Midnight in Paris is a charming new Woody Allen film about nostalgia. I know what you’re thinking. Isn’t a Woody Allen film about nostalgia sort of like a Stevie Wonder song about love? That is to say: nothing new. But for a writer-director holding a lifelong fascination with times and places that may exist only in his mind, this grown-up take on the subject matter is also refreshingly honest.

This time around, Allen leaves his beloved New York City for the City of Lights, Paris. That’s where he’s dropped off leading man Gil (Owen Wilson), a successful Hollywood screenwriter, known more for his hacky crowd pleasers than genuine artistic merit. Gil is on his second visit to Paris, this time with his materially obsessed fiancé, Inez (Rachel McAdams), and her Republican parents (Kurt Fuller and Mimi Kennedy). While there, they bump into Inez’s pseudo intellectual ex-flame, Paul (Michael Sheen). All Inez and the in-laws want to do is shop, eat in Paris’s most posh restaurants, and complain that there’s no place like Malibu. All Paul wants to do is show off his passing knowledge of every topic under the sun with frequent didactic digressions. Meanwhile, Gil, who is struggling with writing a novel about “a guy who works in a nostalgia shop,” wants only to wander the Montmartre, fantasizing about a time when the most creative minds of the Lost Generation kept salons and studios there.

One night, Gil is doing just that, while Inez has gone off to some hip nightclub with Paul. When the clock strikes midnight, a 1920s Peugeot comes rattling down the cobblestone street and a group of revelers, looking like they’re dressed for a Jazz Age-themed party, jump out and beckon him to join them. The next thing he knows, Gil is at a fete hosted by Scott and Zelda Fitzgerald (Tom Hiddleston and Alison Pill), where Cole Porter is crooning “You’re the Top” and Ernest Hemingway (Corey Stoll) is challenging him to a fistfight.

When Gil wakes in the morning, he’s back in his own time with his own shrewish, soon-to-be wife. But at each stroke of midnight on that winding road, his chariot arrives to transport him back to the Golden Age, bringing him to Gertrude Stein (Kathy Bates), Salvador Dali (Adrien Brody) and eventually the beautiful Adriana (Marion Cotillard). A fashionista trained at Coco Chanel’s bobbin and stolen from Modigliani’s bed by Picasso, this muse knows talent when she sees it. And she falls instantly in love with both Gil and his novel.

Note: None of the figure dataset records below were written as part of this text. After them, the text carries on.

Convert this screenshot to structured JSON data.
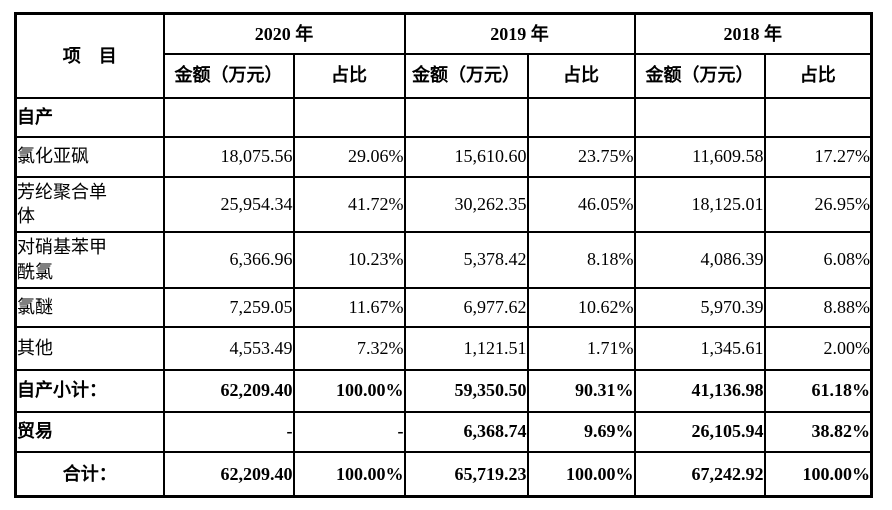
{
  "table": {
    "item_header": "项　目",
    "year_groups": [
      {
        "year": "2020 年",
        "amount_header": "金额（万元）",
        "share_header": "占比"
      },
      {
        "year": "2019 年",
        "amount_header": "金额（万元）",
        "share_header": "占比"
      },
      {
        "year": "2018 年",
        "amount_header": "金额（万元）",
        "share_header": "占比"
      }
    ],
    "rows": [
      {
        "label": "自产",
        "cells": [
          "",
          "",
          "",
          "",
          "",
          ""
        ]
      },
      {
        "label": "氯化亚砜",
        "cells": [
          "18,075.56",
          "29.06%",
          "15,610.60",
          "23.75%",
          "11,609.58",
          "17.27%"
        ]
      },
      {
        "label": "芳纶聚合单\n体",
        "cells": [
          "25,954.34",
          "41.72%",
          "30,262.35",
          "46.05%",
          "18,125.01",
          "26.95%"
        ]
      },
      {
        "label": "对硝基苯甲\n酰氯",
        "cells": [
          "6,366.96",
          "10.23%",
          "5,378.42",
          "8.18%",
          "4,086.39",
          "6.08%"
        ]
      },
      {
        "label": "氯醚",
        "cells": [
          "7,259.05",
          "11.67%",
          "6,977.62",
          "10.62%",
          "5,970.39",
          "8.88%"
        ]
      },
      {
        "label": "其他",
        "cells": [
          "4,553.49",
          "7.32%",
          "1,121.51",
          "1.71%",
          "1,345.61",
          "2.00%"
        ]
      },
      {
        "label": "自产小计：",
        "cells": [
          "62,209.40",
          "100.00%",
          "59,350.50",
          "90.31%",
          "41,136.98",
          "61.18%"
        ]
      },
      {
        "label": "贸易",
        "cells": [
          "-",
          "-",
          "6,368.74",
          "9.69%",
          "26,105.94",
          "38.82%"
        ]
      },
      {
        "label": "合计：",
        "cells": [
          "62,209.40",
          "100.00%",
          "65,719.23",
          "100.00%",
          "67,242.92",
          "100.00%"
        ]
      }
    ]
  }
}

As a movie about nostalgia, Midnight in Paris goes whole hog. It starts with Allen and cinematographer Darius Khondji’s (Evita, Seven) sumptuous, doting montage of Paris’s loveliest sites in the sort of bright watercolors that would make even Monet a little weak in the knees. It ends with the Eiffel Tower, all lit up and making the waters of the Seine sparkle like black diamonds below it. In between, every brilliant Cole Porter tune, shimmering flapper costume, sculpted Marcel wave, and overflowing Champagne coupe come together to paint a “gay Paree” so voluptuous, it’s almost pornographic. Heck, even the opening and closing credits–scroll-work surrounded black, stamped with white letters and scored by “Parlez Moi D’Amour”–are more romantic than any film should be able to handle.

But Mr. Allen’s razor-sharp wit and disciplined approach manage to keep all this whimsy from going soggy and limp. Perhaps it’s the way that he pushes Hemingway’s unending machismo just to the edge or makes a joke out of the curious workings of Dali’s mind, but Allen never forgets that this film is a comedy. And his star-studded cast never forgets it, either. Brody, who appears only very briefly, nails Dali with such surreal hilarity that I doubt we could have handled any more. Stoll, Sheen, and Bates also shine.

If you pay attention, the message of Midnight in Paris is that the past is no less ridiculous or shallow than the present; and that the present is no less inspiring than the past if you know how to look at it. In fact, one needs to look only as far as Allen’s own career to see how some things never change. Neurotic schlemiels and bright-eyed ingénues have been the man’s bread and butter for more than four decades. In Wilson and Cotillard, he has struck gold again. If you squint, you would almost swear you were looking at another Woody Allen character named Gil, originally played by Jeff Daniels in the similarly themed The Purple Rose of Cairo (where a movie character steps off the big screen and into real life New Jersey).

Midnight in Paris is not groundbreaking stuff. But it’s sweet and funny without ever once being crass. How’s that for nostalgia?